Assay for transposase-accessible chromatin with sequencing analysis

The ATAC assay was performed using a Chromatin Profile Kit for Illumina (Novoprotein Scientific, N248). The library was sequenced by Illumina NovaSeq 6000 sequencing machine with 150-bp paired-end reads. The NGmerge (v0.3) was used to remove the adapters in raw sequencing data. The bowtie2 (v2.3.4.2, RRID:SCR_016368) was used to align the sequencing data with the hg19 as the reference with parameters of --very-sensitive -X 2000 and the duplicated reads were filter by the GATK pipeline (v4.1.3.0, RRID:SCR_001876). The samtools (v0.1.18, RRID:SCR_002105) was used to convert the sam files to bam files, and to remove the reads mapped on the mitochondrial genome. The bamCoverage (v3.5.0) was used to generate the bw files in each sample with BPM normalization. The HMMRATAC (v1.2.5) was used to detect the open region and peak signals and only the enriched scores are higher than 10 would be reminded. The deeptools (v3.5.0, RRID:SCR_016366) was used to visualize the global signal of peaks on TSS regions. The function implemented in soGGi (v1.18.0) was used to identify and generate the common open regions detected in all samples. The Rsubread (v2.0.1, RRID:SCR_016945) was used to quantify the counts of each peak signal in each sample. The DESeq2 (v1.26.0, RRID:SCR_015687) pipeline was used to identify the significantly differential regions with cutoff of p-value < 0.05 and |log₂ fold change| >0.5. The PCAtools (v 2.5.15) was used to calculate and visualize the dispersions and distributions of each sample based on the principal component analysis. The ChIPseeker (v1.22.1, RRID:SCR_021322) was used to annotate the peaks signal and regions in each sample.
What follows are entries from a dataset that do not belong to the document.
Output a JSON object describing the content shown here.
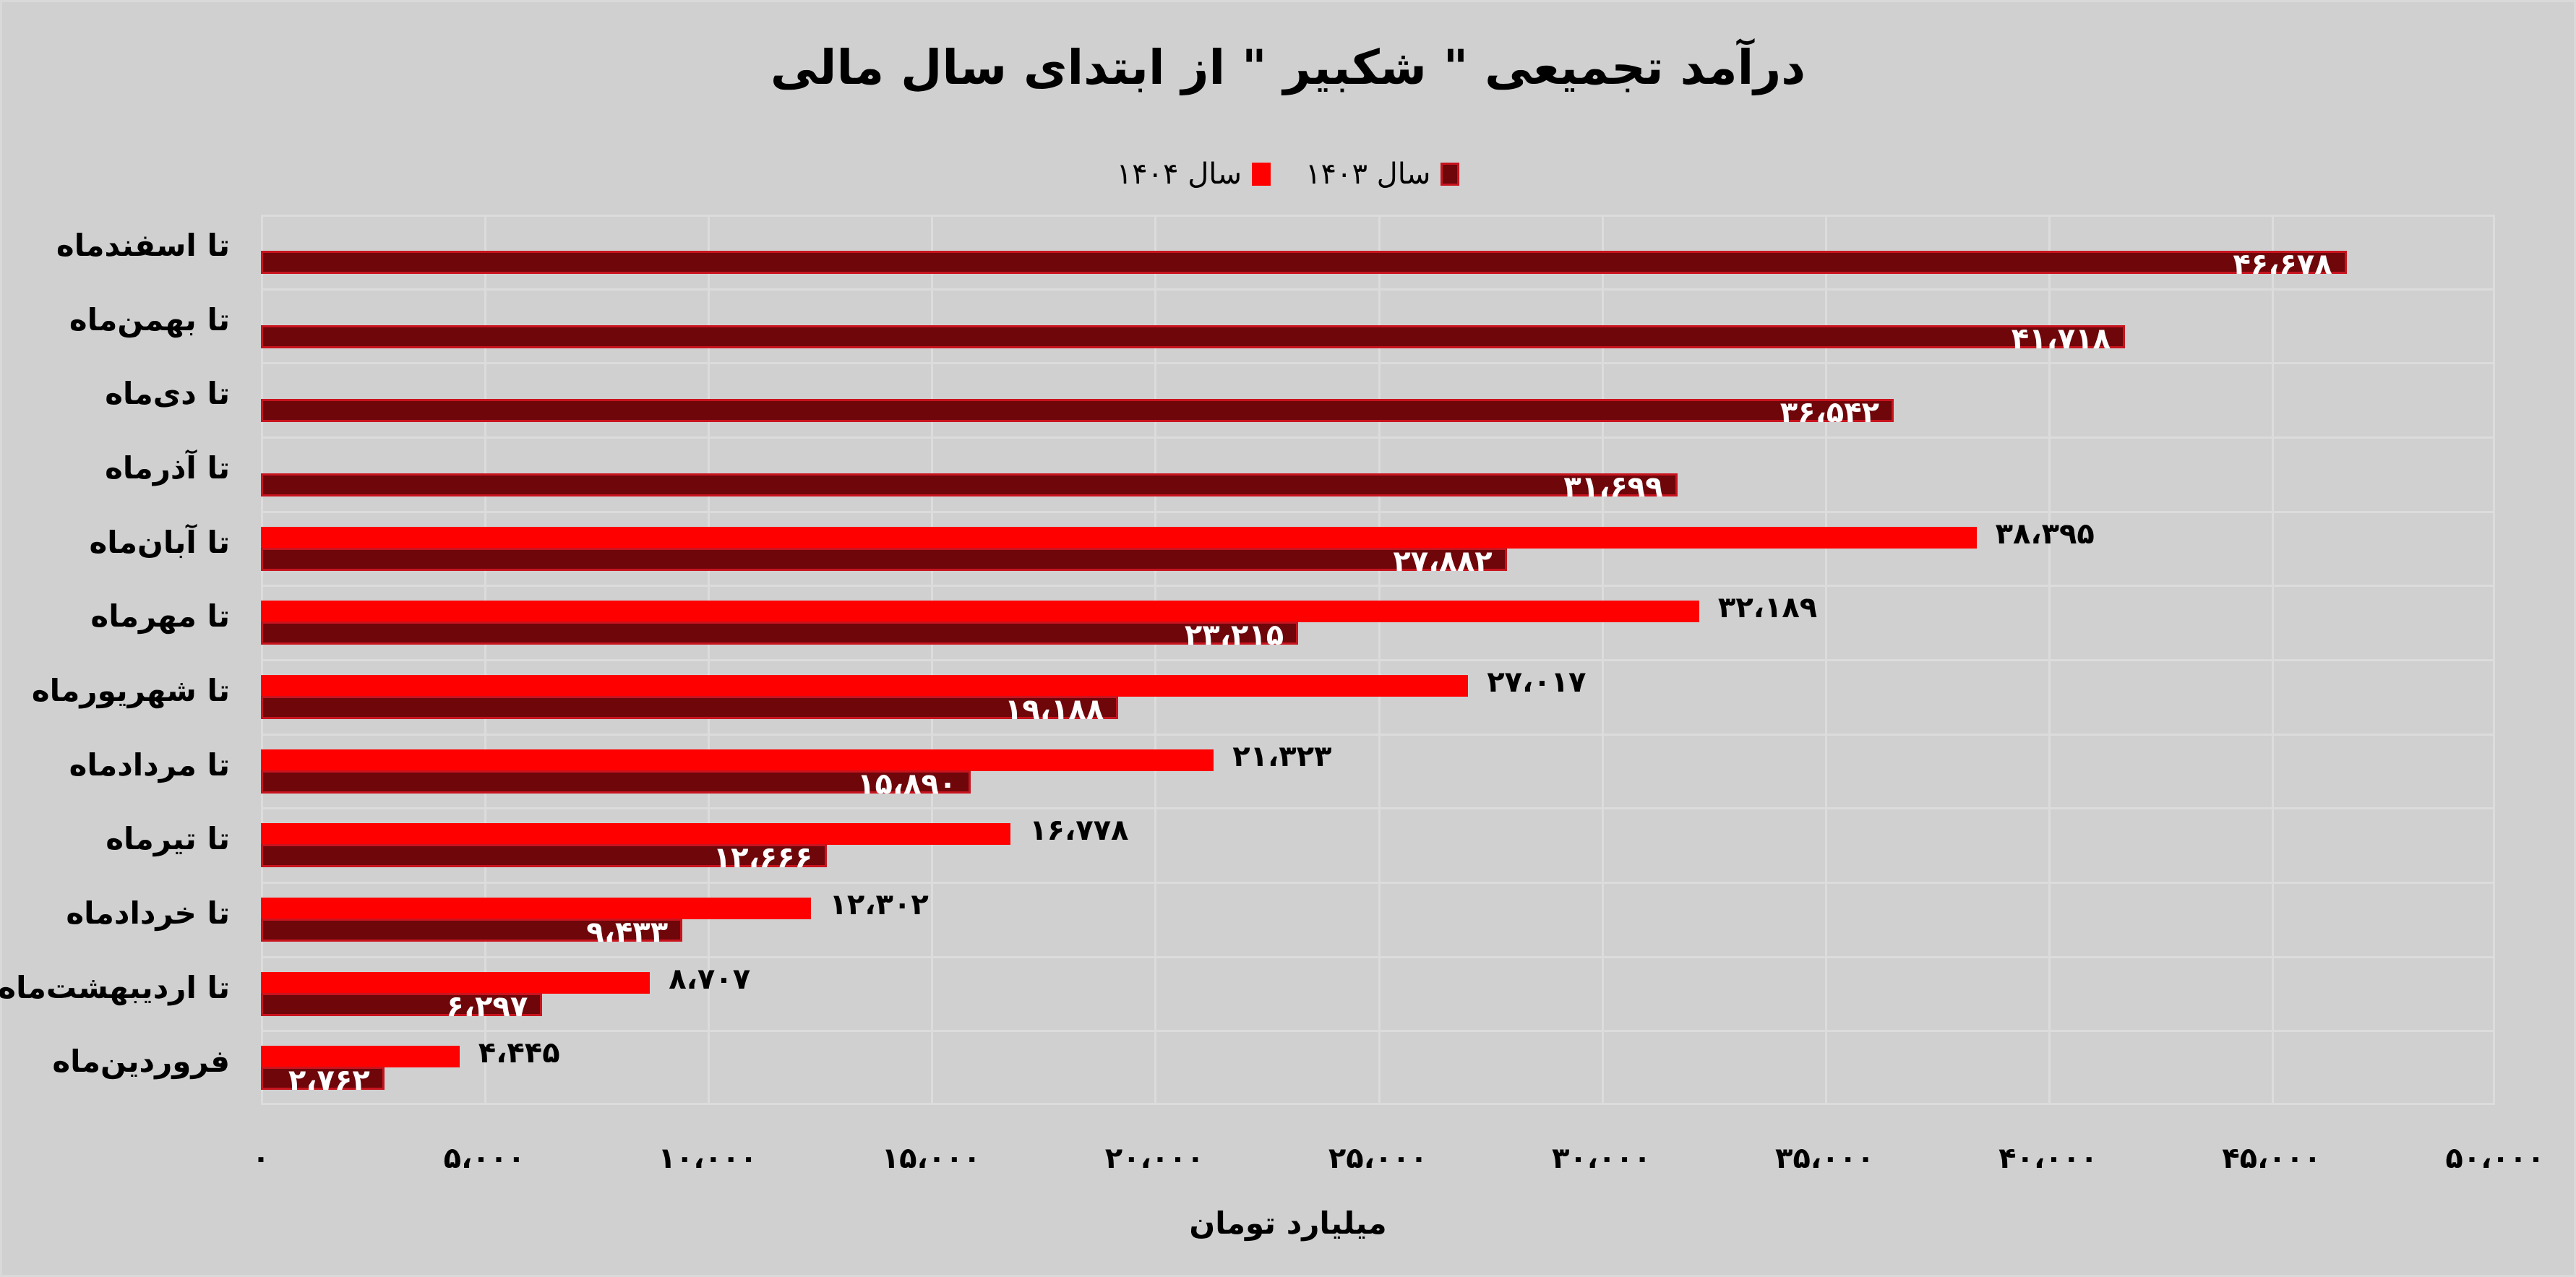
{
  "chart_data": {
    "type": "bar",
    "orientation": "horizontal",
    "title": "درآمد تجمیعی \" شکبیر \" از ابتدای سال مالی",
    "xlabel": "میلیارد تومان",
    "ylabel": "",
    "xlim": [
      0,
      50000
    ],
    "grid": true,
    "legend_position": "top",
    "categories": [
      "تا اسفندماه",
      "تا بهمن‌ماه",
      "تا دی‌ماه",
      "تا آذرماه",
      "تا آبان‌ماه",
      "تا مهرماه",
      "تا شهریورماه",
      "تا مردادماه",
      "تا تیرماه",
      "تا خردادماه",
      "تا اردیبهشت‌ماه",
      "فروردین‌ماه"
    ],
    "series": [
      {
        "name": "سال ۱۴۰۴",
        "color": "#ff0000",
        "values": [
          null,
          null,
          null,
          null,
          38395,
          32189,
          27017,
          21323,
          16778,
          12302,
          8707,
          4445
        ]
      },
      {
        "name": "سال ۱۴۰۳",
        "color": "#6e060a",
        "values": [
          46678,
          41718,
          36542,
          31699,
          27882,
          23215,
          19188,
          15890,
          12666,
          9433,
          6297,
          2762
        ]
      }
    ],
    "x_ticks": [
      "۰",
      "۵،۰۰۰",
      "۱۰،۰۰۰",
      "۱۵،۰۰۰",
      "۲۰،۰۰۰",
      "۲۵،۰۰۰",
      "۳۰،۰۰۰",
      "۳۵،۰۰۰",
      "۴۰،۰۰۰",
      "۴۵،۰۰۰",
      "۵۰،۰۰۰"
    ]
  },
  "legend": {
    "series_1404": "سال ۱۴۰۴",
    "series_1403": "سال ۱۴۰۳"
  },
  "labels_1404": [
    null,
    null,
    null,
    null,
    "۳۸،۳۹۵",
    "۳۲،۱۸۹",
    "۲۷،۰۱۷",
    "۲۱،۳۲۳",
    "۱۶،۷۷۸",
    "۱۲،۳۰۲",
    "۸،۷۰۷",
    "۴،۴۴۵"
  ],
  "labels_1403": [
    "۴۶،۶۷۸",
    "۴۱،۷۱۸",
    "۳۶،۵۴۲",
    "۳۱،۶۹۹",
    "۲۷،۸۸۲",
    "۲۳،۲۱۵",
    "۱۹،۱۸۸",
    "۱۵،۸۹۰",
    "۱۲،۶۶۶",
    "۹،۴۳۳",
    "۶،۲۹۷",
    "۲،۷۶۲"
  ],
  "colors": {
    "bar_1404": "#ff0000",
    "bar_1403": "#6e060a",
    "bar_1403_border": "#c8141e",
    "background": "#d0d0d0"
  }
}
Gene set enrichment analysis

GSEA was performed using GSEA software (http://www.gsea-msigdb.org/gsea/) with 1000 permutations. Gene sets used were obtained from MSigDB (Hallmark gene sets; reactome subset of canonical pathway from C2 databases). A custom HRD-associated genes were defined in ref. ⁴² and this gene set was split into up-regulated and down-regulated in HRD as used as input into GSEA. P values < 0.05 and false discovery rate (FDR) < 0.25 were used to select statistically significant gene sets.

Statistical analysis

Statistical analyses were performed using Prism 9 (GraphPad) for Mac OS. Comparisons between two groups were done with unpaired two-tailed Student’s t test. For comparisons among multiple groups, one-way ANOVA was used. For comparisons of curves over time, two-way ANOVA analysis followed by Dunnett test was used. The correlations were calculated by linear regression (Pearson’s r). The survival curves were tested with log-rank test. *p < 0.05, **p < 0.01, and ***p < 0.001 were considered significant and p > 0.05 was considered not significant (ns). Details of statistical analyses and biological replicates are described in each figure legends.

Reporting summary

Further information on research design is available in the Nature Portfolio Reporting Summary linked to this article.